Como ya os informaron mis robots, he disfrutado de unas breves vacaciones en las que he podido asistir a un concierto de la ONE y a una función de la ópera Jenufa. Por un error de programación, el segundo robot os informó de la representación de Jenufa un día después de que tuviera lugar. Programar no es lo mío.
Muchas veces, tras escuchar una función de ópera, comentamos que sólo por escuchar a tal o cual cantante, por la dirección, por la escenografía o por lo que sea ya ha valido la pena haber asistido. Otras veces decimos que los puntos negros acabaron pesando más que los aciertos y salimos decepcionados o con la sensación de haber perdido el tiempo y el dinero. Muy pocas veces salimos del teatro sin haber encontrado ningún factor especialmente atractivo por sí solo pero conmovidos por la excelente unión de todos ellos y eso fue lo que pasó el pasado domingo en el Teatro Real de Madrid, donde tuvo lugar la segunda función de la ópera
Jenufa de
Leos Janacek, primera con el segundo reparto.
El primer acierto de estas representaciones es la puesta en escena de Stéphane Braunschweig, sencilla, neososa, pero muy efectiva. Utiliza muy pocos elementos pero siempre lo hace con sentido, sin efectismos pero también sin aburrir en ningún momento, sin caer en simbolismos absurdos o en caprichos inexplicables, cuidando los detalles y el movimiento de los solistas y el coro. Mención aparte merece la estupenda iluminación de Marion Hewlett, encargada de delimitar espacios en el escenario, creando distintas zonas de luz y sombra que actuán en ocasiones a modo de paredes.
Otro gran acierto fue la dirección de
Ivor Bolton, que supo extraer todo el dramatismo de la partitura y mantener la línea sin altibajos. Cierto que fue un Janacek de brocha gorda, sin demasiadas sutilezas ni explosiones de exaltación orquestal, pero teniendo en cuenta cómo suele sonar la orquesta con su titular y cómo sonó con Bolton, no se puede más que alabar su trabajo. Bien el coro Intermezzo, mejor la parte masculina que la femenina, demasiado heterogénea.
De entre los cantantes, ninguno especialmente brillante pero todos correctos. Andrea Danková en el papel titular dio todas las notas en su sitio y cumplió adecuadamente, pero no destacó ni por timbre (oscuro, pero no especialmente atractivo), ni por volumen, ni por técnica, ni por emotividad. Tampoco lo hizo Gordon Gietz como Steva, de quien se podría decir lo mismo. Mejor estuvo Jorma Silvasti como Laca, muy implicado en el papel y valiente en lo vocal, pese a no ser el suyo un instrumento muy llamativo. El resto de personajes estuvieron dentro de la corrección, al igual que los solistas, sin que ninguno de ellos llamara especialmente la atención.

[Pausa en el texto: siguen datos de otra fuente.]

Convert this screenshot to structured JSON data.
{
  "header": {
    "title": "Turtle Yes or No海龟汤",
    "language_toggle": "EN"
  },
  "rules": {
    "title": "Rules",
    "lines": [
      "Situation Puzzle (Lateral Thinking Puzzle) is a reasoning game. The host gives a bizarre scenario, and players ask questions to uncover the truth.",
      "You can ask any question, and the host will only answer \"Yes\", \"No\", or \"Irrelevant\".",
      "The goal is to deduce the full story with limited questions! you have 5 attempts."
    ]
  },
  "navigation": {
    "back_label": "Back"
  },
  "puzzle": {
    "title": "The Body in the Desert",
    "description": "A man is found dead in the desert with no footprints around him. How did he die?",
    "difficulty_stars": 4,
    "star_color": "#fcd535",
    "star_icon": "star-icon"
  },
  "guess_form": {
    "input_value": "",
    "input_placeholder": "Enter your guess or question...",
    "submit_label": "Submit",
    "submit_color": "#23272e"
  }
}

Me dejo para el final la Kostelnicka de
Anja Silja, a quien el publico premió con una merecida ovación y que supo destacar en una función en la que nadie sobre el escenario pudo hacerle sombra. Cierto es que sus facultades vocales son las que son, o sea, las de una mujer de 69 años que encima se ha pasado su juventud cantando papeles que excedían su capacidad. Lleva muchos años cantando la Kostelnicka, primero de forma notable en todos los aspectos, después supliendo con su fantástica capacidad dramática sus carencias vocales y últimamente confiando casi exclusicamente en lo actoral, pero aún así es innegable que desde que hace su entrada en el primer acto todos los ojos se centran en ella y allí siguen a lo largo de toda la función. Su carisma hace que acabemos rindiéndonos ante su interpretación, sin olvidar su vibrato, sus agudos potentes pero de afinación aleatoria y su pobreza en los registros medio y grave. Pero nada de eso importa, no al menos en una ópera como esta donde la emotividad está a flor de piel, donde el cantante no se debe limitar a dar una serie de notas determinadas (en cuyo caso su elección para el papel sería impensable) sino a transmitir al público toda la carga dramática implícita en la partitura. Una grande de la escena a la que me alegro mucho de haber podido disfrutar en vivo.